Formula (methodology demo)
To demonstrate how AgentCalc documents formulas, this page includes a small, transparent example calculator. The demo estimates total effort from a simple relationship:
Total effort (hours) = Number of items × Minutes per item ÷ 60
Assumptions for this demo:
- Each item takes roughly the same amount of time.
- Overhead (meetings, context switching, setup) is not included unless you add it into “minutes per item.”
- The result is a planning estimate; real work varies.
Worked example
Suppose you have 25 items and each item takes 12 minutes on average.
Using the formula:
- Total minutes = 25 × 12 = 300 minutes
- Total hours = 300 ÷ 60 = 5 hours
If you expect interruptions or setup time, you could increase the minutes per item (for example, from 12 to 15) and see how the estimate changes. This is a practical way to explore sensitivity without pretending the model is more precise than it is.

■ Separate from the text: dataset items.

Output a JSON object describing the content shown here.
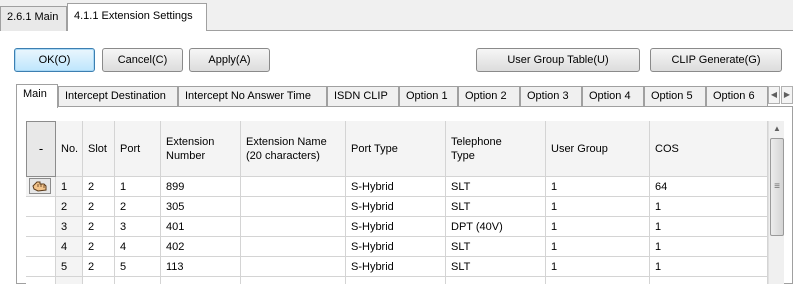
{
  "window_tabs": [
    {
      "label": "2.6.1 Main"
    },
    {
      "label": "4.1.1 Extension Settings"
    }
  ],
  "buttons": {
    "ok": "OK(O)",
    "cancel": "Cancel(C)",
    "apply": "Apply(A)",
    "user_group_table": "User Group Table(U)",
    "clip_generate": "CLIP Generate(G)"
  },
  "sub_tabs": [
    {
      "label": "Main"
    },
    {
      "label": "Intercept Destination"
    },
    {
      "label": "Intercept No Answer Time"
    },
    {
      "label": "ISDN CLIP"
    },
    {
      "label": "Option 1"
    },
    {
      "label": "Option 2"
    },
    {
      "label": "Option 3"
    },
    {
      "label": "Option 4"
    },
    {
      "label": "Option 5"
    },
    {
      "label": "Option 6"
    }
  ],
  "table": {
    "select_header": "-",
    "headers": {
      "no": "No.",
      "slot": "Slot",
      "port": "Port",
      "ext_line1": "Extension",
      "ext_line2": "Number",
      "name_line1": "Extension Name",
      "name_line2": "(20 characters)",
      "port_type": "Port Type",
      "tel_line1": "Telephone",
      "tel_line2": "Type",
      "user_group": "User Group",
      "cos": "COS"
    },
    "rows": [
      {
        "no": "1",
        "slot": "2",
        "port": "1",
        "ext": "899",
        "name": "",
        "port_type": "S-Hybrid",
        "tel_type": "SLT",
        "user_group": "1",
        "cos": "64"
      },
      {
        "no": "2",
        "slot": "2",
        "port": "2",
        "ext": "305",
        "name": "",
        "port_type": "S-Hybrid",
        "tel_type": "SLT",
        "user_group": "1",
        "cos": "1"
      },
      {
        "no": "3",
        "slot": "2",
        "port": "3",
        "ext": "401",
        "name": "",
        "port_type": "S-Hybrid",
        "tel_type": "DPT (40V)",
        "user_group": "1",
        "cos": "1"
      },
      {
        "no": "4",
        "slot": "2",
        "port": "4",
        "ext": "402",
        "name": "",
        "port_type": "S-Hybrid",
        "tel_type": "SLT",
        "user_group": "1",
        "cos": "1"
      },
      {
        "no": "5",
        "slot": "2",
        "port": "5",
        "ext": "113",
        "name": "",
        "port_type": "S-Hybrid",
        "tel_type": "SLT",
        "user_group": "1",
        "cos": "1"
      }
    ]
  },
  "icons": {
    "row_pointer": "hand-pointer-icon",
    "scroll_left": "arrow-left-icon",
    "scroll_right": "arrow-right-icon",
    "scroll_up": "arrow-up-icon"
  },
  "colors": {
    "primary_button_border": "#3c7fb1",
    "header_background": "#f4f4f4",
    "grid_lines": "#d4d4d4"
  }
}
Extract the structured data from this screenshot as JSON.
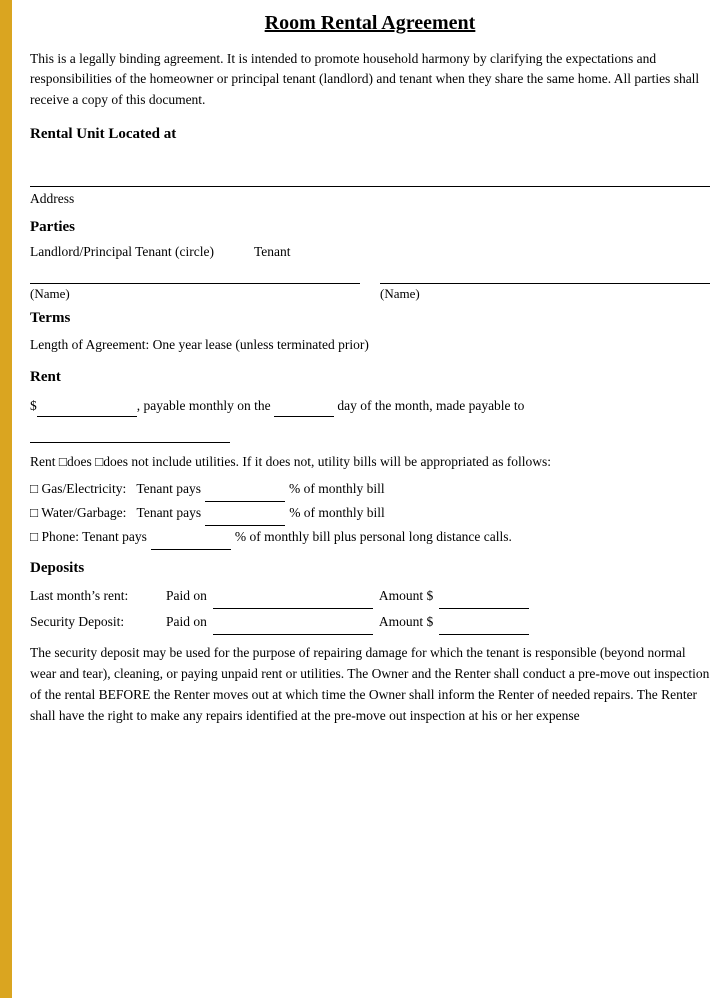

Limitations and interpretation
This methodology demo is intentionally simple. It illustrates the documentation pattern (clear units, explicit formula, and a worked example), but it also highlights common limitations that apply to many real calculators:
- Non-linear effects: time per item may increase with complexity, fatigue, or coordination overhead.
- Hidden variables: quality requirements, rework, and review cycles can dominate total effort.
- Input uncertainty: if “minutes per item” is a guess, the output is only as reliable as that guess.
- Context dependence: the same task can take different time depending on tools, experience, and constraints.
For production calculators, limitations should be specific (what is excluded, what ranges are reasonable, and what conditions invalidate the model) so readers can decide whether the tool fits their use case.